Table 3. Merging and refinement statistics for each integration method.

Numbers in parentheses represent the value in the highest-resolution shell. Peaks included are integrated using model 1 in Table 1 considering only peaks with I/σ > 1 for the neural network, profile fitting and k-NN to 1.80 Å.

Neutron unit-cell parameters (Å, °) a = b = 73.3, c = 99.0, α = β = 90, γ = 120
Space group P3221
No. of orientations 5
No. of unique reflections 25 910 (2169)
Resolution range (Å) 13.97–1.80 (1.86–1.80)
Multiplicity 3.42 (2.29)
Completeness (%) 88.65 (75.31)
  Neural network Profile fitting k-NN Spherical
Mean I 11.5 (4.0) 13.3 (3.7) 9.2 (3.1) 8.4 (3.0)
R merge (%) 12.9 (26.5) 13.7 (22.2) 21.7 (31.2) 25.4 (52.2)
R pim (%) 7.1 (17.0) 7.5 (14.3) 12.0 (20.4) 14.0 (34.6)
CC1/2 0.976 (0.745) 0.974 (0.754) 0.923 (0.505) 0.928 (0.089)
 
Refinement statistics
R work 0.1666 0.1654 0.1801 0.2013
R free 0.2008 0.2029 0.2230 0.2605

A convenient way to visualize the effect of integration on intensity statistics is to look at the CDFs of resolution-normalized intensities, N(z). Fig. 4 shows the CDFs for the peak set in Tables 2 and 3. Spherical integration is also shown for comparison. Consistent with the ratios of moments in Table 2, the X-ray CDFs agree almost perfectly with the ideal crystal prediction. For the acentric N(z), integration using the neural network shows better agreement with the X-ray and ideal crystal prediction distributions. Similarly, the centric CDF shows that the neural network yields the best statistics, though no integration technique reproduces the distribution exactly. Finally, the CDF for |L| is best matched again by the neural network. We note that, of the presented integration methods, the neural network is the only approach to yield a linear CDF as expected [N(|L|) = |L|; see supporting information].
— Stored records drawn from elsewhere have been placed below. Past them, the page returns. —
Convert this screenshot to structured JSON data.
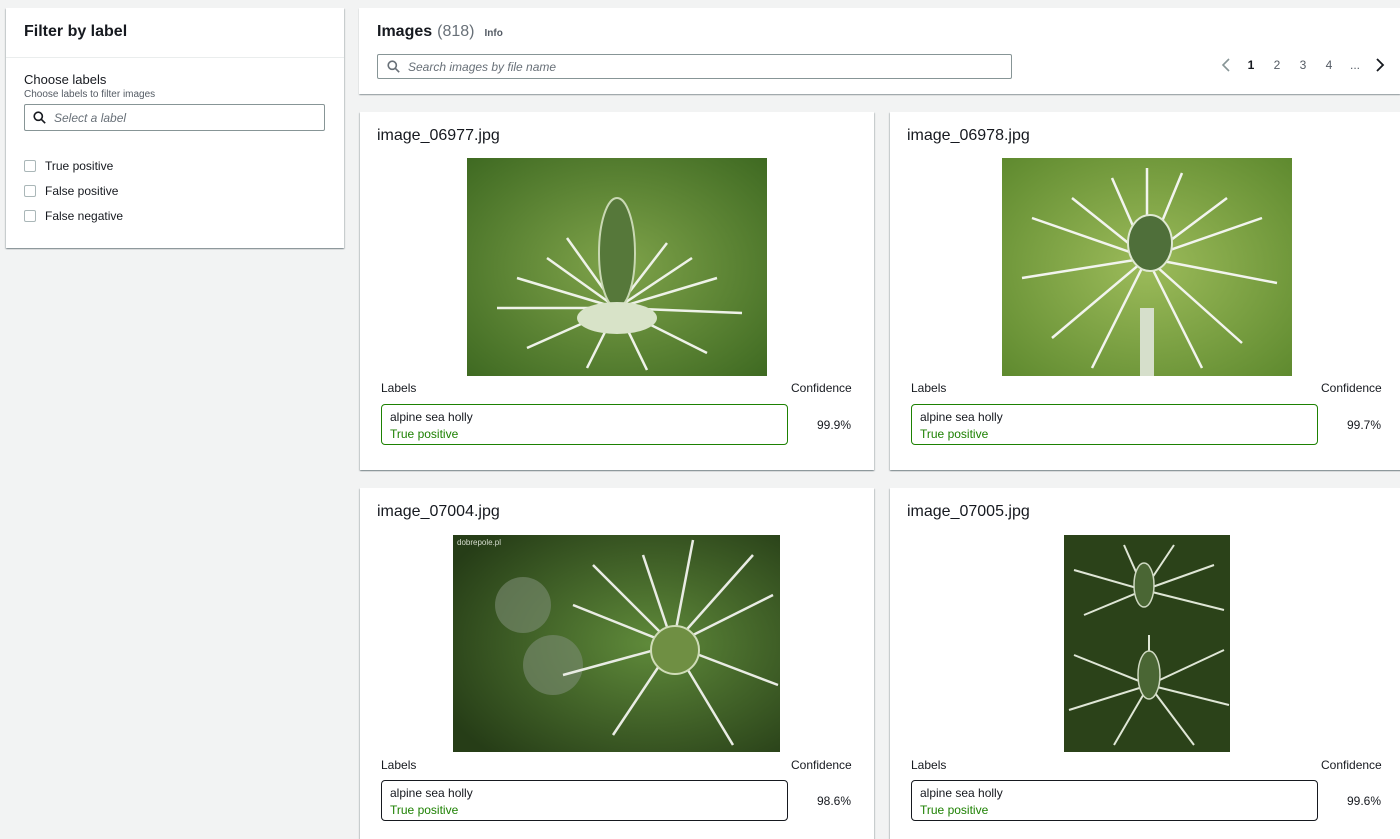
{
  "filter": {
    "title": "Filter by label",
    "choose_label": "Choose labels",
    "choose_desc": "Choose labels to filter images",
    "select_placeholder": "Select a label",
    "options": [
      "True positive",
      "False positive",
      "False negative"
    ]
  },
  "images_header": {
    "title": "Images",
    "count": "(818)",
    "info": "Info",
    "search_placeholder": "Search images by file name",
    "pages": [
      "1",
      "2",
      "3",
      "4",
      "..."
    ],
    "current_page": "1"
  },
  "cards": [
    {
      "filename": "image_06977.jpg",
      "labels_header": "Labels",
      "confidence_header": "Confidence",
      "label": "alpine sea holly",
      "result": "True positive",
      "confidence": "99.9%"
    },
    {
      "filename": "image_06978.jpg",
      "labels_header": "Labels",
      "confidence_header": "Confidence",
      "label": "alpine sea holly",
      "result": "True positive",
      "confidence": "99.7%"
    },
    {
      "filename": "image_07004.jpg",
      "labels_header": "Labels",
      "confidence_header": "Confidence",
      "label": "alpine sea holly",
      "result": "True positive",
      "confidence": "98.6%",
      "watermark": "dobrepole.pl"
    },
    {
      "filename": "image_07005.jpg",
      "labels_header": "Labels",
      "confidence_header": "Confidence",
      "label": "alpine sea holly",
      "result": "True positive",
      "confidence": "99.6%"
    }
  ],
  "colors": {
    "accent_green": "#1d8102",
    "text": "#16191f",
    "muted": "#687078",
    "background": "#f2f3f3"
  }
}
Imposing I/σ > 1 for the three integration methods (not spherical) is convenient to directly compare integration methods using the exact same peaks. It may, however, dampen the improvements neural network integration can provide by removing peaks that the neural network can successfully integrate and other techniques cannot. The same statistics are presented in Fig. 4 (dashed lines) and Tables S1 and S2 for peak sets for which I/σ > 1 for a single integration method. These data are presented to 1.65 Å since the completeness for each integration method is above 75%. Overall, the acentric CDF for the neural network and k-NN integration do not change with the inclusion of more peaks, while profile fitting and spherical integration agree less with the expected distributions. Furthermore, the centric CDF for the neural network improves with the inclusion of all peaks with I/σ > 1 to 1.65 Å. Finally, the CDF for |L| is unchanged for the machine learning methods, while it shows worse agreement for spherical integration and profile fitting. Intensity moment ratios and L statistics are not affected much by the peak selection scheme (Table S2). The notable exception is the CDF for centric peaks using neural network integration, which shows much better agreement with the X-ray and predicted CDFs. Note also that there are more peaks with I/σ > 1 using neural network integration than for the profile fitted data sets or k-NN integration (Table S1), demonstrating the potential for machine learning to increase the completeness of neutron data sets. Spherical integration results in the highest data completeness, but those peaks demonstrate poor intensity and merging statistics, suggesting that they are not accurately integrated.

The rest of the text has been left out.